I tried Kryptotel for a month, then three, then a year.  It's that good.  But recently the service was unreliable.  The server may becomes slow, that's when I switch to another random server.  It usually works great but it seems that all the servers are busy.

When my subscription ended, I was surprised that they don't sell openvpn anymore!  The company's business is all about encryption, and I have been taking it seriously because it is an offshore company setup for that purpose.

Maybe they are pressured not to sell something that is not crackable?  They still sell other VPN's.  May be openvpn is too difficult to support?  Their local techs do seem not to know what they are doing, but very responsive.  Maybe they can't compete with Openvpn itself, selling VPN by bandwidth.  That's a very good deal if you just want to protect you IP and privacy from coffee shops.
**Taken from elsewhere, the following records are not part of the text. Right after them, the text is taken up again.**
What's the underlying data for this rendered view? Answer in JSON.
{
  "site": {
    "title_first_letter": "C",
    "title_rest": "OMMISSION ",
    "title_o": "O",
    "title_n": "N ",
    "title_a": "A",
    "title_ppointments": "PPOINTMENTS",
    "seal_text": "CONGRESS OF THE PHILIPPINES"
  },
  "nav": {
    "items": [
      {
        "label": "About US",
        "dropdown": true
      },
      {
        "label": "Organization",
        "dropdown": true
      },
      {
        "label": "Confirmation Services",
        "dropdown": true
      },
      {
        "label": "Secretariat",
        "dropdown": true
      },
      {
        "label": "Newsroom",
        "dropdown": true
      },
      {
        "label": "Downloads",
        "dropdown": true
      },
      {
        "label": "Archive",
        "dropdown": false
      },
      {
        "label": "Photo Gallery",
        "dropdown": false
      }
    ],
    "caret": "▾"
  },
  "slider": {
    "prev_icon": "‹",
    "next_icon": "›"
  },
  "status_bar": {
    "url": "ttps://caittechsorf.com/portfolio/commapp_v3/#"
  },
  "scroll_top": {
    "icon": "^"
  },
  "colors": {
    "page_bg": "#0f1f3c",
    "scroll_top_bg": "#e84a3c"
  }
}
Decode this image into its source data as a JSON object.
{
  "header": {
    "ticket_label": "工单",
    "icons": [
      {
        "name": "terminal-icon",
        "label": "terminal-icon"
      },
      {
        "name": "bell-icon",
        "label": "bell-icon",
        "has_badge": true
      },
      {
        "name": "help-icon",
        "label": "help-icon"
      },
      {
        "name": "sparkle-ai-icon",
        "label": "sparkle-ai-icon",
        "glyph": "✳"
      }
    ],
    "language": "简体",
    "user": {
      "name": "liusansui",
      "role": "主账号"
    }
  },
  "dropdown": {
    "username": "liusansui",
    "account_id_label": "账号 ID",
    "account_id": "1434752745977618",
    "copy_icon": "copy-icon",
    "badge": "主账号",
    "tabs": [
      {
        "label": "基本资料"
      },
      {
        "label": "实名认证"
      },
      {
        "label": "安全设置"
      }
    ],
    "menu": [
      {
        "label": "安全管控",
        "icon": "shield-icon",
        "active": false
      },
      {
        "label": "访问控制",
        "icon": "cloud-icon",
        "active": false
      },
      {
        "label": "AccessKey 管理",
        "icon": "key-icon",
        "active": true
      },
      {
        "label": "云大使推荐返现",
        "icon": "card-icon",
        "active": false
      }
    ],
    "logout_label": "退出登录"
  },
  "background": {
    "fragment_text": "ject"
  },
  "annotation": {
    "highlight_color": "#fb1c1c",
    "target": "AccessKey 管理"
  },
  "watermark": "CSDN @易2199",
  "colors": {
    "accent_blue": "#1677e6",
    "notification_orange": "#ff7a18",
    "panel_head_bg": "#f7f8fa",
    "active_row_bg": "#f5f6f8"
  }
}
I changed to Mullvad and so far so good.  The servers are not as fast as when I used Kryptotel a year ago.  But much better than the last days of Kryptotel Openvpn.  Their advantage is that for random servers they have some in Eastern Europe.  That seemed to be popular for some p2p applications.  But your bank and facebook will be very suspicious.   You can also use servers only from some countries if you change the server address.  I have a script for that to switch servers developed for Kryptotel.

They have the same "bug" or feature that couldn't make it work out of the box for linux.  It's the pushed option from the server:

redirect gateway def1 bypass-dhcp

They have to bypass dhcp for Windows but it's an illegal option in Linux.  So the whole option is discarded.  So in your client config file you need to add:

redirect gateway def1

And my lesson learned - never pay for the whole year.

Openvpn works on a lot of my platforms now.  Ubuntu insists on separate certificate files.  Ipad works if you email the single config file to yourself and open it.  Android works if you just drop the separate files to the phone.  But it doesn't work for some stick computers because they don't include a kernel module.  But you can root and upgrade.  DD-wrt accept separate files pasted into dialog boxes.  Chrome OS the same.  But I didn't try the latter two.  I will be surprised if they don't work.